都民ファーストの会による新型コロナウイルス感染症対策罰則付き条例案断念と東京都による都民,事業主,医療機関等に対する支援強化を求める声明

1 本年11月30日に開会した都議会定例会に,東京都議会の最大会派である都民ファーストの会が,東京都新型コロナウイルス感染症対策条例の一部を改正する条例案(以下,単に「条例改正案」という。)の提出を予定した。条例改正案に対し,自由法曹団東京支部は,同日,「都民ファーストの会が策定した東京都新型コロナウイルス感染症対策条例の一部を改正する条例案に反対する」と題する意見書(以下,「意見書」という。)を執行し,条例改正案の問題点を具体的に指摘した。

2 本年12月2日,都民ファーストの会は,開会中の定例会での議案提出を断念することを明らかにし,実際に提出を行わなかった。なお,不提出の理由について,都民ファーストの会の小山有彦会長は「なるべく多くの皆さんの理解を得るのが,私たちの原則的な姿勢だ」などと説明したが,公明党が反対する方針を決めたこと,その他の会派も賛成する見込みがないことが既に報道されていた。

3 自由法曹団東京支部は,意見書において,条例改正案は,都民ファーストの会及び小池都知事が,「感染症対策に取り組んでいる」というポーズをとるための政治的パフォーマンスに過ぎない可能性があることを指摘した。実際に,定例会開会後すぐに不提出を発表したことからすれば,この指摘は正鵠を得ていたものだったといえる。

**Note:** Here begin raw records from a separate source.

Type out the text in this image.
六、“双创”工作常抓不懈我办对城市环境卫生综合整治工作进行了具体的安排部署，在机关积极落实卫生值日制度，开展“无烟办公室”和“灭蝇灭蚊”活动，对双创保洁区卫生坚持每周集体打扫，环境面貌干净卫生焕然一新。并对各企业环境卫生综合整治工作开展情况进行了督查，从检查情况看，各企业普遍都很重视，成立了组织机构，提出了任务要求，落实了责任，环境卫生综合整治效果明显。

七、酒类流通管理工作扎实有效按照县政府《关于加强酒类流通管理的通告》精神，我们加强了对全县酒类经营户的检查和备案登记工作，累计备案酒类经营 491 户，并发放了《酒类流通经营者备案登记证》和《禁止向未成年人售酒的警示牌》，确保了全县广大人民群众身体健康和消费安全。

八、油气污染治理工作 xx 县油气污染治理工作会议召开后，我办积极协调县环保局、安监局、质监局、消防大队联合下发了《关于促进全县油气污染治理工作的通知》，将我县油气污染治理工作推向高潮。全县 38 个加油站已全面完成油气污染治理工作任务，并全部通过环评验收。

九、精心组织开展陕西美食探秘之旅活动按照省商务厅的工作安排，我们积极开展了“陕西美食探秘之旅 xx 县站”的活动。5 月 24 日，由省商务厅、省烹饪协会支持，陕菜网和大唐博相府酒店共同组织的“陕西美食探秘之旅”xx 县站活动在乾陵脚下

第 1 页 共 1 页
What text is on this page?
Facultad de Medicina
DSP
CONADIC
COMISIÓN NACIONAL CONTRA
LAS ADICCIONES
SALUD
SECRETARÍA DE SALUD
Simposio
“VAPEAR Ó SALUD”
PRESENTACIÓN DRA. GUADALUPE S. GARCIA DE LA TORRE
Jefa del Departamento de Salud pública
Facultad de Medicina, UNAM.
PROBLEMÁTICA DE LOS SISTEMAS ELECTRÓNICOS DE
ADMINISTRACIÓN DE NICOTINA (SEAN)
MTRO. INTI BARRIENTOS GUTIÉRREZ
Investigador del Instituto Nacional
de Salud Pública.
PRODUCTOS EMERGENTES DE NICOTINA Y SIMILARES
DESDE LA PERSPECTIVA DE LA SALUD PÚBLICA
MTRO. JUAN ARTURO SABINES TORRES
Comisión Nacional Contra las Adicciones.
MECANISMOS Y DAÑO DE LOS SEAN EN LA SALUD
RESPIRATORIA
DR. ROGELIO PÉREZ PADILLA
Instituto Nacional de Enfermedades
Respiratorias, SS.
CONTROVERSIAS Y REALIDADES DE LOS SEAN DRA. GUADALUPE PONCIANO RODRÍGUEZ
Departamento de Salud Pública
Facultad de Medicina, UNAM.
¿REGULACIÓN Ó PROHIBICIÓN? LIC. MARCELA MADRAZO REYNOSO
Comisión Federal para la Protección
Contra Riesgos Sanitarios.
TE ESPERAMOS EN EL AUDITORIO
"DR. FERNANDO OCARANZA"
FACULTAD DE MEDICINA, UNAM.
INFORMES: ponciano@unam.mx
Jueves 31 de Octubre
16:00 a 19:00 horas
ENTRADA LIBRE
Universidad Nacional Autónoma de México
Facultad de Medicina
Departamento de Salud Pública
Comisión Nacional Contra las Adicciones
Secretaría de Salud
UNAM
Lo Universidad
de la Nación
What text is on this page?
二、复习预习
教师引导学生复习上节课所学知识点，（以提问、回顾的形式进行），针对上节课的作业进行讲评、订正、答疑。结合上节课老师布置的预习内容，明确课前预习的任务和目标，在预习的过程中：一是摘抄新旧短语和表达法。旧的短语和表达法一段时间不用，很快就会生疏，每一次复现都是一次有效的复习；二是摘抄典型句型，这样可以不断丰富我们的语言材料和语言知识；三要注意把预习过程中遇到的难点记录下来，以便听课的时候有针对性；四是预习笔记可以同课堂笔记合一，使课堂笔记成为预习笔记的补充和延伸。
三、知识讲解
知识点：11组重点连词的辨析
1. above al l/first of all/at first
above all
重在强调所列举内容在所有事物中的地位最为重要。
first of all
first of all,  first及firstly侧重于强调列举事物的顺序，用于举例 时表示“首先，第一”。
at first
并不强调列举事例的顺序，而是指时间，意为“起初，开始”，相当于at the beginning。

4 意見書で指摘したところであるが,条例改正案には多くの問題点があり,多方面から「感染者への差別を助長する」「実効性がない」などの批判が寄せられていたところである。
 都民ファーストの会は,条例改正案について,継続的に協議をし来年に再度提案をするとしているが,条例改正案にはあまりにも欠陥が多く,提案そのものを直ちに断念するべきである。
 今求められているのは,東京都による検査体制の整備であり,そのための実効性ある保健所,医療機関等の体制強化,支援等であり,あるいは都民及び事業主に対する様々な経済的支援であって,これらの抜本的強化である。

5 自由法曹団東京支部は,暮らしと平和,人権,民主主義を擁護する法律家団体として来年以降の条例改正案の提出に断固として反対するとともに,東京都による都民,事業主,医療機関等に対する支援強化を求める次第である。